I'm still in the process of testing the tools:

  • Almost done testing the wiki linter. Still need to identify a root cause for one bug.
  • Started testing the repositories. Here I'm focusing on making improvements to style rules with particularly high false positive rates.

This week, I completed my testing of the remaining two repositories and consolidated my findings and suggestions for the prototype release of the ruleset.

Main tests are done and bug fixes are ready for review. I will now work on minor UI improvements in the web app, continue verifying the fixed rules, and write documentation.

  • I deployed a new version of the wiki linter to https://techdoc-linter.toolforge.org/. This version features UI improvements, new usage instructions, and a few bug fixes.
  • One final bug fix is ready for review in this MR in GitLab.
  • I'm still working on the documentation.
  • I merged and deployed the final bug fix in the web app.
  • I researched the possibility of replicating the linter CI pipeline for projects in Gerrit. We now have a general idea of how to achieve it, but will not implement it as part of this task.
  • Linter rule reference documentation is now undergoing a review. I will publish it on mediawiki.org when it's ready.
  • Other documentation is still in progress.

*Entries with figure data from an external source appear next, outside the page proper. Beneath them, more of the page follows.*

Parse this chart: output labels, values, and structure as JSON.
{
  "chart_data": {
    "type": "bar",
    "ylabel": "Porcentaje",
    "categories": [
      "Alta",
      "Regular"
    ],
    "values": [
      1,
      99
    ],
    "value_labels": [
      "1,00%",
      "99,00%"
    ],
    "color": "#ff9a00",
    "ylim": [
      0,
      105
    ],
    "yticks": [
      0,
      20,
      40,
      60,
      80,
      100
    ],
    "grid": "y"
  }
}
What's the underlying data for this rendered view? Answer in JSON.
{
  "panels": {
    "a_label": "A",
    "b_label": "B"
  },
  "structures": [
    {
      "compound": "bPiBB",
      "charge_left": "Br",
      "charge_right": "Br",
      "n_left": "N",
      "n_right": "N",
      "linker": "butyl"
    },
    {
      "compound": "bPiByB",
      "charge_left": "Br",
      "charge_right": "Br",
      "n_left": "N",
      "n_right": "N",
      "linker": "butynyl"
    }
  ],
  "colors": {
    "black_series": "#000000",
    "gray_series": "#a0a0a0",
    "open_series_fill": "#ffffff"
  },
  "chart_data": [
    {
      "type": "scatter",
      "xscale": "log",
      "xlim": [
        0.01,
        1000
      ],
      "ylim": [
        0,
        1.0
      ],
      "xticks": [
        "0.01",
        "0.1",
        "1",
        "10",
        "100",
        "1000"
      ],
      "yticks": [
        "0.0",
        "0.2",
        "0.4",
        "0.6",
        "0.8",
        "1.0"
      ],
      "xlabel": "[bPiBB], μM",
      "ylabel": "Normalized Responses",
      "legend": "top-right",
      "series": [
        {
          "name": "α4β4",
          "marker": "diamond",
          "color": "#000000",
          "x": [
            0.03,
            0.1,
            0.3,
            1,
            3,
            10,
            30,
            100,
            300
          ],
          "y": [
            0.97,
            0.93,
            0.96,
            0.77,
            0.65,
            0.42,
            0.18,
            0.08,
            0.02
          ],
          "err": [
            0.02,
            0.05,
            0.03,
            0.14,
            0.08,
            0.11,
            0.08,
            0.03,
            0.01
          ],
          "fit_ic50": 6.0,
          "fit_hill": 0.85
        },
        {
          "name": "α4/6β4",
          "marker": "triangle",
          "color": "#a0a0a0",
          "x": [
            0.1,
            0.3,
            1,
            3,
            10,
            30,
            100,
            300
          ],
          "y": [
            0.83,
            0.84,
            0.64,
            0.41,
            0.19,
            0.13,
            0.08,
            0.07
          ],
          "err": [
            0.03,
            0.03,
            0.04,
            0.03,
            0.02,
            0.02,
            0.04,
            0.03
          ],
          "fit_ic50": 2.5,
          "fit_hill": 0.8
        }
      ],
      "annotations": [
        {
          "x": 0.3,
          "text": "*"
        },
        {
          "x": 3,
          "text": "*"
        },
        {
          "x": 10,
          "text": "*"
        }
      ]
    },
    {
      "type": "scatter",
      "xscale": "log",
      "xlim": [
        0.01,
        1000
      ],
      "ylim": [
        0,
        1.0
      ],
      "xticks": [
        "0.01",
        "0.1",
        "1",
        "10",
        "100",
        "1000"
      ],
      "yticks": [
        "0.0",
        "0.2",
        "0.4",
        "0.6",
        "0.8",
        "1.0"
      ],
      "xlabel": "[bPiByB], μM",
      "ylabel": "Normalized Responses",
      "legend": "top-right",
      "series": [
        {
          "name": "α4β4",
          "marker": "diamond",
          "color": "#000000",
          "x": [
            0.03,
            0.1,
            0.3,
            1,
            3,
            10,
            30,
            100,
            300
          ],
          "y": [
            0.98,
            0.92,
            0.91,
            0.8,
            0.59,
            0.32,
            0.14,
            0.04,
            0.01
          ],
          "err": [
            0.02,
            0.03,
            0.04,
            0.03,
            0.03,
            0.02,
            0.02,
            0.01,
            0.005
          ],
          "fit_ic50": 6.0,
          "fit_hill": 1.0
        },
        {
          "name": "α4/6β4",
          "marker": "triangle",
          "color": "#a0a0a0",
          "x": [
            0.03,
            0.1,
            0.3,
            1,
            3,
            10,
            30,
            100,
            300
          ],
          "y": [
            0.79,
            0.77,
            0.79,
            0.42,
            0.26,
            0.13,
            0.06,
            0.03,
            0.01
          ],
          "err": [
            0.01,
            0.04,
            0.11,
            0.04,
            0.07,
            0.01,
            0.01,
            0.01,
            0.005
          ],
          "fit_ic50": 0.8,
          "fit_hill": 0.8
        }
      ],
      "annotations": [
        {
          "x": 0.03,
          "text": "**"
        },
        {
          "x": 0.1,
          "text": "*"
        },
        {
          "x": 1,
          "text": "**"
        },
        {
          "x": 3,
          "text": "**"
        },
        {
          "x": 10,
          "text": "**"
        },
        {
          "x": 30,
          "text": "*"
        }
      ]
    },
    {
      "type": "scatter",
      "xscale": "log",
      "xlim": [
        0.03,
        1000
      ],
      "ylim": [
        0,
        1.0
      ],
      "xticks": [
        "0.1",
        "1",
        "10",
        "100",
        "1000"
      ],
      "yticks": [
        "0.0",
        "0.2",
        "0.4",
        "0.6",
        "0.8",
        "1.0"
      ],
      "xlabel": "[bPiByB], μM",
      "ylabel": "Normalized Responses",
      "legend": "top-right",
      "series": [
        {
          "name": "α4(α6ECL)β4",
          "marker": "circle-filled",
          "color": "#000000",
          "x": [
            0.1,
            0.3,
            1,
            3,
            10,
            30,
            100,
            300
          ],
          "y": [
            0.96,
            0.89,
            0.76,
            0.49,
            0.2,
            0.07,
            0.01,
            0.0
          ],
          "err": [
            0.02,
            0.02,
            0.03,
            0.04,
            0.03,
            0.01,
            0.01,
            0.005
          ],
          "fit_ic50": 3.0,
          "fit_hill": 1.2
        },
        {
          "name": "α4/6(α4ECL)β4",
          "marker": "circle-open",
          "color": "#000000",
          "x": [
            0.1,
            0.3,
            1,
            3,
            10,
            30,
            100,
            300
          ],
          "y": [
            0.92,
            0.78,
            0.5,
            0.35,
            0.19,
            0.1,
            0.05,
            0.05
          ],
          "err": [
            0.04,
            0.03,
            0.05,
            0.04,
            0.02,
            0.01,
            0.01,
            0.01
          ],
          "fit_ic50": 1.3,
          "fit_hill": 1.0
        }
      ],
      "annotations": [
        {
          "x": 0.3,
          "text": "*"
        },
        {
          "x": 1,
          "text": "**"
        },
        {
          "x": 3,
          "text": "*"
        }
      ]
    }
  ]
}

I've been away most of the week so there hasn't been much progress in this task. Work on the documentation is still ongoing.

The linter rule reference is now on wiki, awaiting a few final modifications. I'll move it to its final location when the other documentation (still in progress but almost done) is ready.

The main project documentation page is now in review. I'm still making minor changes in the other docs (README, reference), and in the tools themselves. I'm planning to finalize this project next week.

This project has now been completed.